Canada : manoeuvres contre le Mali

Lital Khaikin, extrait d’un texte paru dans Canadian Dimension, 14 octobre 2020
Malgré le soutien apparent des Maliens au renversement de leur propre administration, les gouvernements occidentaux se sont empressés de dénoncer la révolte récente au Mali comme «inconstitutionnelle» et «non démocratique». Suivant les interventions de la France et des États-Unis, le ministre canadien des Affaires étrangères, François-Philippe Champagne, a émis une déclaration condamnant le coup d’État et appelant l’armée malienne à «suivre rapidement l’ordre constitutionnel du Mali et respecter les droits humains de tous les Maliens. « 
Tout comme la France et les États-Unis, le Canada a ses propres raisons de se préoccuper de la «stabilisation» au Mali, avec de nombreuses opérations minières, notamment des mines d’or au Mali même, ainsi que dans le Burkina Faso et la Côte d’Ivoire voisins, et des mines de bauxite en Guinée. L’Institut canadien des affaires mondiales a publié un rapport en 2013 décrivant le Mali et le Burkina Faso comme des « canaris dans la mine d’or » pour signaler les défis liés à «la vulnérabilité environnementale, la fragilité de l’État» et la «menace du nationalisme des ressources».

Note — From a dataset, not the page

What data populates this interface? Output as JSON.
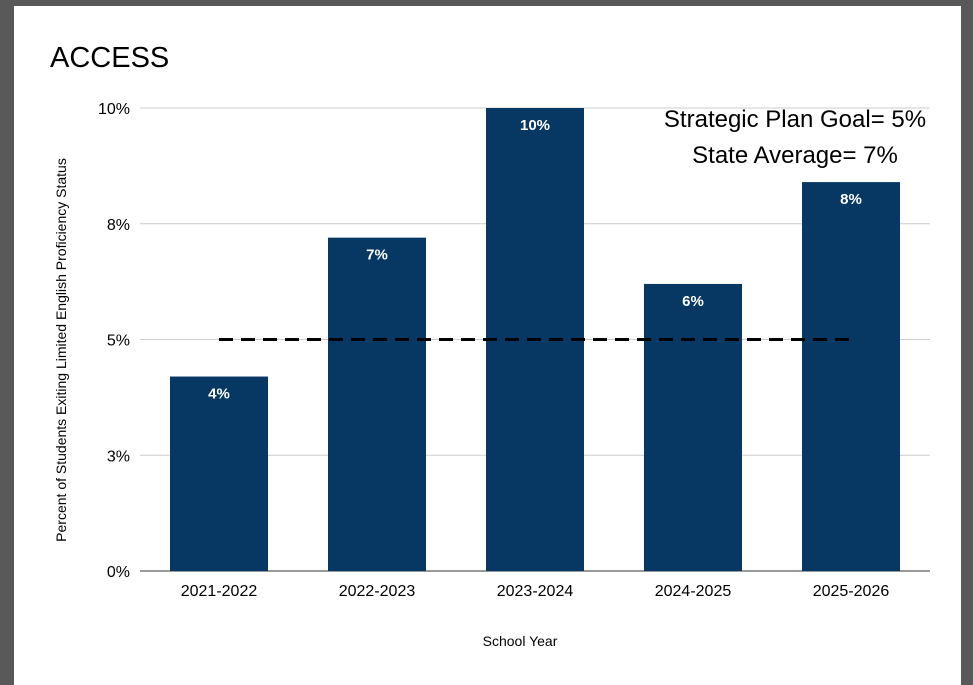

Les entreprises B2Gold et Robex du Canada, par exemple, sont considérées comme les plus importantes exploitations minières canadiennes au Mali. En juin dernier, Mining Watch a rapporté que B2Gold avait poursuivi ses opérations à pleine capacité pendant la pandémie COVID-19, manifestant clairement peu de souci pour le bien-être des travailleurs tant que les marges bénéficiaires se maintenaient.
Le maintien de la paix
La dénonciation par Champagne du coup d’État du Mali en août doit également être vue en rapport avec  la présence du Canada dans une mission de maintien de la paix de l’ONU au Mali qui a pris fin l’année dernière. En 2018-2019, le Canada a participé à une mission appelée Opération Présence, à l’appui de l’opération de maintien de la paix des Nations Unies, la Mission multidimensionnelle intégrée de stabilisation (MINUSMA).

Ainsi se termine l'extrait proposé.